I've been spending a lot of time with my sister this week as I'm home for Thanksgiving break, and it's been awesome. It hit me today, however, that this holiday season will be the last holiday that I can just have alone time with my sister. When I come home for Spring Break in March, my sister's baby will be born. I am so incredibly thrilled for this boy to enter the world (and I couldn't be more ready to love this child to bits), but I am also realizing what this will entail. Life will change. My sister is part of a new family now, which is hard to grasp.

One thing that's difficult about this purgatorial season is that while my sister and the majority of my cousins have a new family, I'm still part of the old family. Every single one of my cousins, minus two (and I have a lot, so this is not a large amount) and the ones younger than me, are engaged or married. The family has all moved on, but I'm still here.
I know, I know. "It's all part of the cycle of life."
And I know. I'm only 20 (hence the limbo-land of change in my life).
It's a wonder that no one really seems to struggle with progressing through this cycle, but I can assure you that I do.
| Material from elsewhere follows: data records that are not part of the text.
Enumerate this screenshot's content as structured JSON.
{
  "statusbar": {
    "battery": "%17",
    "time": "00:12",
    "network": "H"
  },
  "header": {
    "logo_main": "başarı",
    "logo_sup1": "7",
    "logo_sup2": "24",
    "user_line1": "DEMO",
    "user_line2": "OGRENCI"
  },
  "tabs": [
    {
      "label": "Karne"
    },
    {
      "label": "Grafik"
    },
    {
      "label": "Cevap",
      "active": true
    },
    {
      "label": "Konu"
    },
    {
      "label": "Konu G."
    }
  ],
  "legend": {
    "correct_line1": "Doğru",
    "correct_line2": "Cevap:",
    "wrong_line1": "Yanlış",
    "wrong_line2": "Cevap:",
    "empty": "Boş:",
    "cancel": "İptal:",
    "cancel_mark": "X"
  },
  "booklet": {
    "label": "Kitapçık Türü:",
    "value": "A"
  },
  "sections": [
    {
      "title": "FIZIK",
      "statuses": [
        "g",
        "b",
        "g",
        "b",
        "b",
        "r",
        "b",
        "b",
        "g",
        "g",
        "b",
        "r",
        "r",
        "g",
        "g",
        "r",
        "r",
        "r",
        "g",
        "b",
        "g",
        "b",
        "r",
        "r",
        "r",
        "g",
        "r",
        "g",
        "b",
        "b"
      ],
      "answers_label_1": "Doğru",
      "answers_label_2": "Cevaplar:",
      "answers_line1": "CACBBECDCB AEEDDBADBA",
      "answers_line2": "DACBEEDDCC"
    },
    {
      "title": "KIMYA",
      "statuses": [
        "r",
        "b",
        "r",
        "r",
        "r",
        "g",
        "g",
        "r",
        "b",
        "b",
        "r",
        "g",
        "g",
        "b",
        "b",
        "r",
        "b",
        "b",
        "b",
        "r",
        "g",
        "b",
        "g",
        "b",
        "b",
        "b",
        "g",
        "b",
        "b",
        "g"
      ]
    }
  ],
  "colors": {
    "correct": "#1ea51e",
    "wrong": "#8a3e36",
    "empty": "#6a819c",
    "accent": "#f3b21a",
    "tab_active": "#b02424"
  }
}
If Anne Shirley were not a fictional character, I would feel extremely comforted by her similar perspectives. "Why do people have to grow up and marry, change?" To which of course Gilbert Blythe responds obnoxiously, "Oh, you'd change. If someone ever admitted that they were head over heels for you, you'd be swept off your feet in a moment." Sorry Gilbert, but at this moment in my life, I'd have to side with Anne on this one: "I would not, and I defy anyone who would make me change."
Yeah, ok. So maybe they end up together in the end, and they both move on and grow up, too, but until then, I'm going to go with the "Why do we have to grow up and marry and change," sentiment.

Well, since it's Thanksgiving, I should probably throw into this cynicism a little bit of thankfulness.
I'm thankful that I have had a childhood worth missing.
I'm thankful that I have a family worth being sad to grow up from.
I'm thankful that I've been blessed enough that change is painful because the stage I'm in is so wonderful.
I'm thankful that this hurts, because it means that it's love.

As the wise Jon Foreman once said, "If it doesn't break your heart, it isn't love," and I couldn't agree more.
This pain in change, this hurt in necessary development? It's love. It's growth. It's beauty.
If it doesn't break your heart, it isn't love.

So, that's my nostalgic Thanksgiving post.

Sorry for the sappiness of it all, but I'm writer and if a writer can't be sappy and slightly melancholy sometimes, then the world has gone askew.